Venom: Let There Be Carnage is about the relationship between an alien invader and its human host. It’s as weird as it sounds.
The first Venom film, released in 2018, was a superhero tale with a strange twist. On its face, it told yet another origin story, explaining how the down-on-his-luck journalist Eddie Brock (played by Tom Hardy) melded bodies with an alien to become the goopy Venom. But the film’s most interesting aspect was not the comic-book action; it was the oddball rom-com energy between Eddie and his symbiotic costume—along with the genuine intensity of Hardy’s performance. The actor apparently improvised one of that film’s best scenes, in which Eddie plops into a lobster tank and starts munching on the inhabitants.
In the sequel, Venom: Let There Be Carnage, Tom Hardy’s wildest instincts have triumphed—mostly. Any effort at high-minded seriousness about the role of the antihero in a world of caped crusaders is out the window. So is any care for traditional storytelling notions such as coherence or believable characters. The entire film might as well take place inside that lobster tank. Venom may not have realized it was a so-bad-it’s-good cult classic, but Let There Be Carnage is striving to maintain that status from minute one.
Unfortunately, it still has to tell a routine narrative in which its protagonist saves the day, something the director Andy Serkis seems to have little interest in. Best known as the actor who played Gollum in The Lord of the Rings, Serkis was a natural choice to direct a film featuring another CGI creature with a bifurcated personality. He captures the discombobulation of Venom’s symbiotic relationship vividly but struggles to create comprehensible set pieces. His prior directorial efforts include the special-effect-laden but visually weak Mowgli, and the aesthetics aren’t any better here. The action is as messy as the first Venom—perhaps even more so now that our blobby protagonist is facing off against the equally gloppy Carnage (Woody Harrelson).

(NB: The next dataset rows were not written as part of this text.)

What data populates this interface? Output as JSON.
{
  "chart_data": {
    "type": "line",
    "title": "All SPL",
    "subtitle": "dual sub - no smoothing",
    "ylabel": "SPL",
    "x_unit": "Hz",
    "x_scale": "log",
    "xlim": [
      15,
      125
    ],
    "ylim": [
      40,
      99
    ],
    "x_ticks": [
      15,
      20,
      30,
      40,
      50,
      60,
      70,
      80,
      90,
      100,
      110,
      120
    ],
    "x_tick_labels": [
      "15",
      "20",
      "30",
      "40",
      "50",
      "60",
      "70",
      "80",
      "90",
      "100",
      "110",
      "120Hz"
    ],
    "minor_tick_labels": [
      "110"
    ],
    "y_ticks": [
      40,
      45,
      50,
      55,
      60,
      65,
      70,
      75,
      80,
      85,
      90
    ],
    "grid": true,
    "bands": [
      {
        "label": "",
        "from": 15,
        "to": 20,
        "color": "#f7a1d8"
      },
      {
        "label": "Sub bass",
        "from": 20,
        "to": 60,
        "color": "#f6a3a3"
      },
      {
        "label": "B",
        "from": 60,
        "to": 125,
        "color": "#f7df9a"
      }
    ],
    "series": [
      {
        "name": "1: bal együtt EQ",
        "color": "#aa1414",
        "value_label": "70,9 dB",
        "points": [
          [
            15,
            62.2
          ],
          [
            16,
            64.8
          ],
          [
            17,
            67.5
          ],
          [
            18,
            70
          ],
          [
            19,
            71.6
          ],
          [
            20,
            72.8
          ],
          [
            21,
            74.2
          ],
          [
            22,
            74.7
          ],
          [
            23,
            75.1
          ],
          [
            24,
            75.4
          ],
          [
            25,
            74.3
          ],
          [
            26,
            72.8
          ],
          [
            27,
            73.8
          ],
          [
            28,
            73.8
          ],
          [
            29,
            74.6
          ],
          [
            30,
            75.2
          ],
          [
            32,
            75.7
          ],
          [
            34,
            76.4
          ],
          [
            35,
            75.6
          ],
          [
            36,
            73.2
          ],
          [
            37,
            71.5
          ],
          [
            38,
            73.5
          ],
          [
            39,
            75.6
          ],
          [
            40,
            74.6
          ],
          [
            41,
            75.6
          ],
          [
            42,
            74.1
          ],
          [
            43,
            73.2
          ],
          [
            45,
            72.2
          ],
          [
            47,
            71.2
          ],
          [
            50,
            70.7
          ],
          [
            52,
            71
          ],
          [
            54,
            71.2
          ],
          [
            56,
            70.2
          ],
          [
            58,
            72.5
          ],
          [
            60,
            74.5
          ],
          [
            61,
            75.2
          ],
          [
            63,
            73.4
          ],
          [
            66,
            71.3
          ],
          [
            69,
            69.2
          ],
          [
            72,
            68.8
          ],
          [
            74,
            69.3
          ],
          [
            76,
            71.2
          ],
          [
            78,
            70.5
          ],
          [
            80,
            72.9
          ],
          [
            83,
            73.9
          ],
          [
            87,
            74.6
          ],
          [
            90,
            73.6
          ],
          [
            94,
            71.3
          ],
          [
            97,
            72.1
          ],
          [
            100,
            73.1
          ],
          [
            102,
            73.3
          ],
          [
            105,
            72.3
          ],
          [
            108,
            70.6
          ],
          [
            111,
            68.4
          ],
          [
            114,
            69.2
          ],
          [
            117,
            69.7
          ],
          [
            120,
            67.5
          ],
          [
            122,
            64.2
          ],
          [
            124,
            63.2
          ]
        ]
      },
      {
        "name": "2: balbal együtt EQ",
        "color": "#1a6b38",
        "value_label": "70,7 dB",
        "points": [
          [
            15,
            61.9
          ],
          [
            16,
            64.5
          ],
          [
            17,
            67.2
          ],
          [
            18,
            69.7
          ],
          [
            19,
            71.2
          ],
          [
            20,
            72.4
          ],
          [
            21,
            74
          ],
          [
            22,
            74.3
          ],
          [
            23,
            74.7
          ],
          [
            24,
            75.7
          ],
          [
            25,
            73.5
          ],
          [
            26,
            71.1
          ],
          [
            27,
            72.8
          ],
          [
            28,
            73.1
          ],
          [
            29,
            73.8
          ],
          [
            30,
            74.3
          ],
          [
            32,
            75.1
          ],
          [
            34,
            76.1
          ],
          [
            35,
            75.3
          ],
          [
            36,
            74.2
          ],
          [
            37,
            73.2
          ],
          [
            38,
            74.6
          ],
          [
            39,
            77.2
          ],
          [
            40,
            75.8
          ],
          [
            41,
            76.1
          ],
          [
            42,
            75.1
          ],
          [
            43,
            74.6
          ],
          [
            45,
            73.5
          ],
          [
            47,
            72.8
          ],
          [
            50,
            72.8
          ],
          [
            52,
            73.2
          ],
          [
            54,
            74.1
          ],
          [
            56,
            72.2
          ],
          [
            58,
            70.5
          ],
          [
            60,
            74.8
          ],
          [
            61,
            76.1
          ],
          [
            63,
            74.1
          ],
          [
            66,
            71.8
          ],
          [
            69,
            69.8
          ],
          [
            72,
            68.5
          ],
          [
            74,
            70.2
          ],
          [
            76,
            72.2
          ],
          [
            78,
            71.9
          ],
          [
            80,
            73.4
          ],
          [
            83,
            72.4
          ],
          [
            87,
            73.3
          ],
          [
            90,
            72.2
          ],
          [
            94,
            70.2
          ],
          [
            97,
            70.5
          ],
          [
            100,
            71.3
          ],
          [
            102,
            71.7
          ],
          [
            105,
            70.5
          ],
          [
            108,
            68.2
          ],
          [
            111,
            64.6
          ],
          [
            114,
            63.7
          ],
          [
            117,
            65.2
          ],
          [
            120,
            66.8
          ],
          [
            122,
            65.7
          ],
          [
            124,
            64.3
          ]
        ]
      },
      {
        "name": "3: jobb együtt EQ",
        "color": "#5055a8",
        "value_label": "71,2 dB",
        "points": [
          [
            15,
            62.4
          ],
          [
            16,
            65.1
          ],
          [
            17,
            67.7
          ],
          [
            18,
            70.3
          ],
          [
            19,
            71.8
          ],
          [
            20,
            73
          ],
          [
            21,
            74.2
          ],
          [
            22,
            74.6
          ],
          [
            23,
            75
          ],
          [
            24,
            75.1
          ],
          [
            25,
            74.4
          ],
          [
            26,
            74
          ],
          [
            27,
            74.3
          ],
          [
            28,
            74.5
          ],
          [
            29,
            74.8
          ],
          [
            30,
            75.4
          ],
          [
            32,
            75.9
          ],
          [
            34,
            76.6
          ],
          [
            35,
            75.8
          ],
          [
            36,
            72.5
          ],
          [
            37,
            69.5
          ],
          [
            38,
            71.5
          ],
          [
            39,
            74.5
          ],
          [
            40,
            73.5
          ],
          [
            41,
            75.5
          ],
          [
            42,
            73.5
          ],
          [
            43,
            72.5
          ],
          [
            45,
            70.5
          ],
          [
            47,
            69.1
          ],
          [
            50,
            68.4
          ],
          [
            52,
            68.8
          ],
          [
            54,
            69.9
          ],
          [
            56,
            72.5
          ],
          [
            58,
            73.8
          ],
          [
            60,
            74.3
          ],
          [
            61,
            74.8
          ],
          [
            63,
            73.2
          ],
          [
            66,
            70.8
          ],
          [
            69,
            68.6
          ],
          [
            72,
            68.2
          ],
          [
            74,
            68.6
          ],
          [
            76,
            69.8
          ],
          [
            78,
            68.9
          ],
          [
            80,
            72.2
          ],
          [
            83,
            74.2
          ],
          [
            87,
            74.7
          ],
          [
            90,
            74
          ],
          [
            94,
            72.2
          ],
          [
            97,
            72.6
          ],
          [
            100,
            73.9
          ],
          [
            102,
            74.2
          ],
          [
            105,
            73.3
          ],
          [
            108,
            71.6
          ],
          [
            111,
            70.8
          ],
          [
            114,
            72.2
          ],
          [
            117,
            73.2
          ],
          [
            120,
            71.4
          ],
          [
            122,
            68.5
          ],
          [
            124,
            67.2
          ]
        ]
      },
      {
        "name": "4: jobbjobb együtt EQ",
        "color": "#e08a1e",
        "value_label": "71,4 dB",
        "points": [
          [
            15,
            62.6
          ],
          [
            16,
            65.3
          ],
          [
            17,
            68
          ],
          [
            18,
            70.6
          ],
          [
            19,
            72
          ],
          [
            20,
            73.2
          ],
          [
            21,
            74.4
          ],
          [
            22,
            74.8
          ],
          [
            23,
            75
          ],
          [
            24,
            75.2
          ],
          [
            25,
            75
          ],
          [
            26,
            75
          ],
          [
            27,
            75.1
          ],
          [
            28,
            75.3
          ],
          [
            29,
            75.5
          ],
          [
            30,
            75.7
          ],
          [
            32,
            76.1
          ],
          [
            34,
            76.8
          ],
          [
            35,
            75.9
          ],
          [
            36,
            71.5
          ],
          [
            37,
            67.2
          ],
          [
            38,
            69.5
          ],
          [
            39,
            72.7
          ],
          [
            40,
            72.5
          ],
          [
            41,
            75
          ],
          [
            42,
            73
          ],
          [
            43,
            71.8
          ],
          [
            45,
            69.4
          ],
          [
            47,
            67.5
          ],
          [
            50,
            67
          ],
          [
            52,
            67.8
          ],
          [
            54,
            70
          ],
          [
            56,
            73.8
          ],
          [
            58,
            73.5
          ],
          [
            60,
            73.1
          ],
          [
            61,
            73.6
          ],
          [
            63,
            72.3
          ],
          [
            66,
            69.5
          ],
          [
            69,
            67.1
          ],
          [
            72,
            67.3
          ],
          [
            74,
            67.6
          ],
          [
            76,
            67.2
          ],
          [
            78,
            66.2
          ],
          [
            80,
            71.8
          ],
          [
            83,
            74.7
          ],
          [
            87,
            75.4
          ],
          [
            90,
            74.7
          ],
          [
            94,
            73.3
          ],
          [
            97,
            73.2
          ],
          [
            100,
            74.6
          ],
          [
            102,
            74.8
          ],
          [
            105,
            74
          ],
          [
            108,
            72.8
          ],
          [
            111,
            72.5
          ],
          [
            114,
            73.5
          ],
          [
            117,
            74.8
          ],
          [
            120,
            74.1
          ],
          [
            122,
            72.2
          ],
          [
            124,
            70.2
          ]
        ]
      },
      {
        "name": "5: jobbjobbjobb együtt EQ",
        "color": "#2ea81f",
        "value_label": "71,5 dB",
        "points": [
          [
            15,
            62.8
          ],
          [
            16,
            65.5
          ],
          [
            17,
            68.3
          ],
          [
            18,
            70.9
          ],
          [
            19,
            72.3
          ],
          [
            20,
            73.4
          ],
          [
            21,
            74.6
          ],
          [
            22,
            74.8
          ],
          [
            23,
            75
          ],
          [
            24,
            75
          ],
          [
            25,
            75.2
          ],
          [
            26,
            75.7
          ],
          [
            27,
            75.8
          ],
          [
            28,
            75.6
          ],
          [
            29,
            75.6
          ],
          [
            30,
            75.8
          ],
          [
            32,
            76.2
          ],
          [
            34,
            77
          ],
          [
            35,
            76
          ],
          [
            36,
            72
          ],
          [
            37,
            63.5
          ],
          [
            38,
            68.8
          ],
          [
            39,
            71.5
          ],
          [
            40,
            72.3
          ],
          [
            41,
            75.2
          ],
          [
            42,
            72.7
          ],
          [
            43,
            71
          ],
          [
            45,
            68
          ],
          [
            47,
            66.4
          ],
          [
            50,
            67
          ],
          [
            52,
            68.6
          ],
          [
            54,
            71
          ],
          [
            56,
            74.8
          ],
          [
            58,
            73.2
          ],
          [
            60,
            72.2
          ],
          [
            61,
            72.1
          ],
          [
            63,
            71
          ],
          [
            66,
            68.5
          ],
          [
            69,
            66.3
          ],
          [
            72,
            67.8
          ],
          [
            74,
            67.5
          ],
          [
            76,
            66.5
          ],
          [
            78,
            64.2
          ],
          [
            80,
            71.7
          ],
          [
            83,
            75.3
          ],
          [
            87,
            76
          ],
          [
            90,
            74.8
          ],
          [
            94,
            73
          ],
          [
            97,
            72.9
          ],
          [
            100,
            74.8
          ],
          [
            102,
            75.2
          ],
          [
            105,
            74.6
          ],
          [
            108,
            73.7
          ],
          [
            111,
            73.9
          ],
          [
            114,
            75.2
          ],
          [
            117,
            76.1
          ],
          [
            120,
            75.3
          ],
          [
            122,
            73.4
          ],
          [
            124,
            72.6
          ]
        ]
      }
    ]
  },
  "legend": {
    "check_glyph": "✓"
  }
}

Carnage is created when the serial killer Cletus Kasady, whom Eddie is interviewing on death row, accidentally ingests a piece of the Venom symbiote after biting Eddie’s finger. Harrelson tries to imbue the villain with a real sense of danger, but he’s so irredeemably evil from the moment the movie begins that his performance has no suspense. Even eating the symbiote doesn’t change him much. The film tries to give the character more depth by focusing on his relationship with Shriek (Naomie Harris), his imprisoned love interest with the superpower of yelling very loudly, but her part is even more underwritten, so their connection falls flat. Perhaps the film doesn’t flesh out Carnage and Shriek because of its short running time, but Let There Be Carnage is too exhausting to last any longer than it does. The viewing experience is like going to a nightclub and having someone scream the plot in your ear over a thumping bass line—ironic, given that Venom’s biggest weakness is sound waves.
Serkis is clearly most invested in Hardy and his two-faced performance. Even more than the first film’s director, Ruben Fleischer, Serkis understands that Venom’s primary intrigue is the romantic push and pull between symbiote and host. So, like the first movie, he structures the sequel as a romantic comedy, having the couple bicker, break up, and finally rediscover the joy of their partnership. Hardy can communicate so much emotion through the barest grunt, and he delights in Venom’s florid dialogue, popping his sludgy head out of Eddie’s torso for face-to-face chats. “I need brains,” he demands of Eddie, who won’t let him consume human flesh. “Chickens have brains,” Eddie counters. “I most passionately disagree!” Venom whines. When the pair briefly split, Venom inhabits other bodies, covers himself in glow sticks, and goes out dancing, proclaiming, “I’m out of the Eddie closet!” Their eventual reunion comes after a recalcitrant Venom, realizing he cannot live without his original host, inhabits the body of Eddie’s ex-fiancée, Anne (Michelle Williams, a monumental actor who is still game for the absurdity).
But this twisted love story keeps getting derailed by superhero business. Whenever the film cuts back to Carnage’s or Shriek’s rampages, it loses its edge; when it’s just Tom Hardy in his apartment, preparing a chaotic breakfast with alien tendrils, it brims with hilarious physical comedy. There isn’t anything quite like Venom, and the sequel knows it, but the unbridled silliness isn’t enough to justify the ticket price. Perhaps the third, inevitable installment could just be a black-box play, or a series of Hardy’s monologues with his alien love—anything to finally free Venom from the boring strictures of its genre.